Let me tell you a bit about him:
He was Anglo-Irish (guilty as a solid 30-40% of me is charged). Published some 90 volumes. Most folks know his 1924 fantasy novel The King of Elfland’s Daughter. Most folks point to him as the earliest fantasy writer because of that book. Right up there with Frankenstein. (Check out my talk with the Science Fiction Fantasy Alliance here and the address book for 251 Fantasy Literary Agents)
I like him, obviously, because he was born near Tara — the hill of the kings in Ireland and the namesake of my bonnie lass — in a castle named Dunsany (thus the name). Champion in chess. Champion in pistols, of which Chesterton would have been proud, though it seldom impresses this pacifist. But he did devise Dunsany’s chess:

Why yes, yes Dunsany’s chess is madness. That’s why he was over the chess puzzles at the London Times for awhile. What’s most notable about this variant is that it uses no fairy pieces — none from a keystone fairy tale writer.
Folks called him Eddie. Kin to Catholic Saint Oliver Plunkett, martyred Archbishop of Armagh, the unionist Sir Horace Plunkett, and the Papal Court politician George Count Plunkett whom they sentenced to death for the 1916 uprising.
Dude was 6’4″ tall. Second Lieutenant in the Coldstream Guards (Second Boer War). He heard about the Easter Rising of 1916, rushed into help, got a bullet to the skull and survived. Got patched up and returned to duty.
During the Irish War of Independence, Dunsany was charged with violating the Restoration of Order in Ireland Regulations, tried by court-martial on 4 February 1921, convicted, and sentenced to pay a fine of 25 pounds or serve three months in prison without labour.
— wiki
He was buddies with Yeats and Lady Gregory, French and Russel, Gogarty and Colum, Ledwidge and Lavin. And thus central to the Irish literary revival.
Taught in Greece as the Byron Professor, toured the States (including California), and died of the now rather curable Appendicitis at 79 in 1957. It’s rather wild to think that had that not happened and he lived until 92 — entirely possible — he would have lived to see Woodstock (or at least the era of British pirate radio).

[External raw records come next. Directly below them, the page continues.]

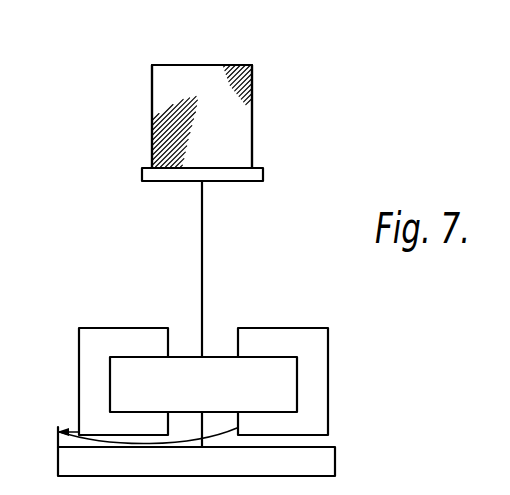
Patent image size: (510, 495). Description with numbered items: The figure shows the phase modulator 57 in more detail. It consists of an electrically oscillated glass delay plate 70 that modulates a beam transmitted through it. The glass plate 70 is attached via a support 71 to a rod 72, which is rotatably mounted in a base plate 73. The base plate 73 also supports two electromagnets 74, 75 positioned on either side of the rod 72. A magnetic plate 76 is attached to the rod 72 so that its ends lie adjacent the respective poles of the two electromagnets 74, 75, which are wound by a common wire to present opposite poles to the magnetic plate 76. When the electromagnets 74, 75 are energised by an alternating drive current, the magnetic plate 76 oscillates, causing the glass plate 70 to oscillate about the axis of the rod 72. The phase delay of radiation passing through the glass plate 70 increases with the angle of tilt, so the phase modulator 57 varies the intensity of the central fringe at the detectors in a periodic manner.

The phase modulator 57 is at (259, 82).
The glass delay plate 70 is at (203, 68).
The support 71 is at (264, 174).
The rod 72 is at (203, 258).
The base plate 73 is at (336, 465).
The electromagnet 74 is at (83, 378).
The electromagnet 75 is at (318, 372).
The magnetic plate 76 is at (283, 398).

Horseman, hunter, big game hunter in Africa, and campaigned for animal rights in the RSPCA (the equivalent of the ASPCA here, the tomb of the founder is just blocks from my house here in Greenwood — and yes, I refuse to use the hyphen). He also wrote plays and his work was adapted for stage, radio, television, cinema, music, audiobook, and video games.
Anyways.
The point is we should all find a byline that looks at us as lovingly as Baron Edward John Moreton Draw Plunkett Lord Dunsany’s byl looks at him.